マンローは500cc単気筒も最速にしていた

マシンの横にはバート所有物であったことを証明する登録証明書が置かれている。

エンジンはサイドバルブの上にオーバーヘッドバルブ構造が付け足されている。

フレームの間に納まった極小タンクには「マンロースペシャル」の文字。

 

ビンセント ブラックシャドウも置かれていた。
このスイングアーム中央にリアサスペンションを配置し、エンジンをフレームとする現在的構造は何年先取りしていたのか奇跡的デザイン。

この店の昔のレースマシン

ヤマハXSダートラと初代トライアンフ3気筒

ベロセットのスクーター 水冷水平対向200cc

この店の創業者ヘインズさん自作バイク

その他

その先にはバンドソーが置かれている。工具屋なので。

 

かっこいい黒いツナギを着た店員さんに、バートマンローの生家と撮影に使われた家の場所、そして最速マシンを走らせたビーチの場所を教えてもらった。

 

撮影に使われた場所にはすでに新しい建物が建ってしまって面影が少しだけになっていた。

たぶん、こんな感じに撮ると映画の感じに似ているかもしれない。

この場所はLithgow通りにある

ビーチに向かう途中またモトグッチ発見!

モトグッチのアメリカンモデル カリフォルニアもこの国にいるのか。

だいぶ離れていたが、ビーチに行ってみると風で砂が舞って道が埋まっている。近づけない。

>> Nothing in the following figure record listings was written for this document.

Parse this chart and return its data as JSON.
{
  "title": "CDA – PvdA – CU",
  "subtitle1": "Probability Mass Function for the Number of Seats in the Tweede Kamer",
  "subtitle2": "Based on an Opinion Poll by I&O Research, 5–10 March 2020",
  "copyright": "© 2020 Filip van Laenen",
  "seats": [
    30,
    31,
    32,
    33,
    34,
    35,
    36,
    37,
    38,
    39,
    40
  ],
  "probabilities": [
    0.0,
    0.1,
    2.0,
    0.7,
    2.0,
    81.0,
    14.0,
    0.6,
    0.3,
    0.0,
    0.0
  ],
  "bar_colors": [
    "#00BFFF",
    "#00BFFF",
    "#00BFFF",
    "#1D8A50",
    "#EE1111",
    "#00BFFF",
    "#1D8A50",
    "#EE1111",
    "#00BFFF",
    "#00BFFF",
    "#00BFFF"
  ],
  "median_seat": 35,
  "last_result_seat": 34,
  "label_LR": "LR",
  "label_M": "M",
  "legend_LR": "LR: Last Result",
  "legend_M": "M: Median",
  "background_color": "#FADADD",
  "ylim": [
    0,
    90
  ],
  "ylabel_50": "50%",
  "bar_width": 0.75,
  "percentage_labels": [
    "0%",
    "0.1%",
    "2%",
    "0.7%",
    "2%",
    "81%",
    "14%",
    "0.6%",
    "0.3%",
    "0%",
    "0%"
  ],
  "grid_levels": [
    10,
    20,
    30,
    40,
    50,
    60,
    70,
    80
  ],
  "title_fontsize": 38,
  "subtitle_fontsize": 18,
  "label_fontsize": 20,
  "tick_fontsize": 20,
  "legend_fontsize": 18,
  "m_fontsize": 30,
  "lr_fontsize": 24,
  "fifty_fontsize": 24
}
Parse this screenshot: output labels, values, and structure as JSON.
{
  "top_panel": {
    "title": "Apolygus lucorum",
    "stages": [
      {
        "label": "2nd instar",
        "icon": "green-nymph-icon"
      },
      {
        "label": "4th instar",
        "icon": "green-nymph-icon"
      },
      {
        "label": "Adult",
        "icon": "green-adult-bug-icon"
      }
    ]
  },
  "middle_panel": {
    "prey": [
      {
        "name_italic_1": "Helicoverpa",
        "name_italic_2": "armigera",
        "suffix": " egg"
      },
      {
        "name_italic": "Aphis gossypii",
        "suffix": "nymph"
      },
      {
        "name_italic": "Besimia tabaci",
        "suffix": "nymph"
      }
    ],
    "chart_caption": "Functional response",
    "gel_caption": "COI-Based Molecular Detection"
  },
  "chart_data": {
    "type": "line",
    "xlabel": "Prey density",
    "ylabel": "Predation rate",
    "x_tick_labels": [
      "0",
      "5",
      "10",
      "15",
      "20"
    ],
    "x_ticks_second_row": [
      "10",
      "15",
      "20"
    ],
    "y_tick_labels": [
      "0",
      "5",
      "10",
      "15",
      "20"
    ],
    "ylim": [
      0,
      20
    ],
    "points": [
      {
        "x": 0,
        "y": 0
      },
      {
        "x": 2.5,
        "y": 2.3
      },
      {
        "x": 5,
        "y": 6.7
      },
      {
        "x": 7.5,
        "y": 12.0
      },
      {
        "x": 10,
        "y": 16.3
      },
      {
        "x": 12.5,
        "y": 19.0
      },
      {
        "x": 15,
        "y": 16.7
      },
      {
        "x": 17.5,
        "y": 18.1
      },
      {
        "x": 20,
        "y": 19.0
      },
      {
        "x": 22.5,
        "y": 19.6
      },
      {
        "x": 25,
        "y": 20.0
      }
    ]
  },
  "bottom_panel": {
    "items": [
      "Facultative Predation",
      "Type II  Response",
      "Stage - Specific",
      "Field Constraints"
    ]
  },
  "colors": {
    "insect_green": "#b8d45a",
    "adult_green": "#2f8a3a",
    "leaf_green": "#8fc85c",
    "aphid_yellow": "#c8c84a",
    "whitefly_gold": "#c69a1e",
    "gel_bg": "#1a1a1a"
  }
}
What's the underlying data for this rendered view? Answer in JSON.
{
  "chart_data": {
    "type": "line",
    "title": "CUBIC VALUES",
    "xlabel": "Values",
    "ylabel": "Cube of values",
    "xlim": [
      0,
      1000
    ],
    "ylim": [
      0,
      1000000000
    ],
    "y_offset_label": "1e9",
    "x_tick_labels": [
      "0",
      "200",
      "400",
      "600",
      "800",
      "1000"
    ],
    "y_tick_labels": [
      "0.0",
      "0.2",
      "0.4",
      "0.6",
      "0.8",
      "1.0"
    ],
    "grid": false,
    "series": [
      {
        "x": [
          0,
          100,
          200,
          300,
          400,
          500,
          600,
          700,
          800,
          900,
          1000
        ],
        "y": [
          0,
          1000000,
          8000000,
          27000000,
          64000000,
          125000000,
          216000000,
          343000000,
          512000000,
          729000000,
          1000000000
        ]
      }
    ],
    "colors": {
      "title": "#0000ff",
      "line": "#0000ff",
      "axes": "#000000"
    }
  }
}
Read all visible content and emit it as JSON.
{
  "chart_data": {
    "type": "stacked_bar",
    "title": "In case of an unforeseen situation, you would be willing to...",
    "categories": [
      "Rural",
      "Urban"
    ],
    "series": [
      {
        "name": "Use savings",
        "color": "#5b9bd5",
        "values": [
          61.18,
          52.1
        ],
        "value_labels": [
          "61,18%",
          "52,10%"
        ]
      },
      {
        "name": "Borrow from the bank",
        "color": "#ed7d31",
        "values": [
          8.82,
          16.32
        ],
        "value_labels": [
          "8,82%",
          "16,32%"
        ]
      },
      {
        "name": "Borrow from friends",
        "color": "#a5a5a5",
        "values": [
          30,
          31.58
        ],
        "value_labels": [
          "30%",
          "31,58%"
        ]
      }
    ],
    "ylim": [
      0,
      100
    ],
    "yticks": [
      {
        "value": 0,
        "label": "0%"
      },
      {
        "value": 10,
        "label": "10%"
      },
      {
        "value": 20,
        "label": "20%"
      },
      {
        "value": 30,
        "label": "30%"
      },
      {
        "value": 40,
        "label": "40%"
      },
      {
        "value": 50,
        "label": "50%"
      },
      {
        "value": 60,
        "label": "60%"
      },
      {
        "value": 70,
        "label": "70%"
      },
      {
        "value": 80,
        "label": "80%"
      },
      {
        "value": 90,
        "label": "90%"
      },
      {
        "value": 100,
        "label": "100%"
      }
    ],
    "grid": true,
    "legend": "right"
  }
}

「せっかくオンオフ両用バイクに乗っているんだ。行ってみよう!」
ズリズリの砂の上をほぼハンドルの意味無く進む。

軽いバイクでよかった。足で車体を支えられる。
そしてビーチ オレティ。

ここが映画の中でバートマンローと不良がスピードレースをしたビーチだ。

確かに平らにどこまでも続いている。

やっとたどり着いた。なんだか達成感が得られた。

この時点で874.4マイル、1399キロ走った。

ちなみにこのメーターパネルの時計は午前午後が逆転しているので、午後1時40分。

 

腹が減った。
食事を探して街へ戻る。

そうしたら、セクシーな看板が思いっきり表通りに・・・

このお店のページ http://www.cocobella.co.nz
未成年は見てはいけません。

中心街で日本人発見!しかも同じバイクに乗っている。

旅の予定を聞いてみると、同じ日に同じバイクを同じ日数借りていた。

出発時のレンタルショップの写真を見返すとこの方の借りるマシンが写っていた。自分より後に出発したみたい。自分のマシンが赤でよかった。結局、この方とは帰りの飛行機も一緒になり後でお互いの経験談を分かち合うことになった。あちらのマシンは6日目ぐらいに、パニアケースの鍵が折れて荷物が出せなくなったらしい。鍵の修理代40ドル、2800円とられたと。で、この方、バートマンローの地だと知らなかったようで、インバーカーギルに来たのにあの工具屋に寄らなかったとのこと。ていうか知ってても、あんな工具屋見つからないって!

この街では食事場所が見つからない。立ち往生ももったいないから道沿いに見つけようと、この街を出発。ダニーデンへ向かう。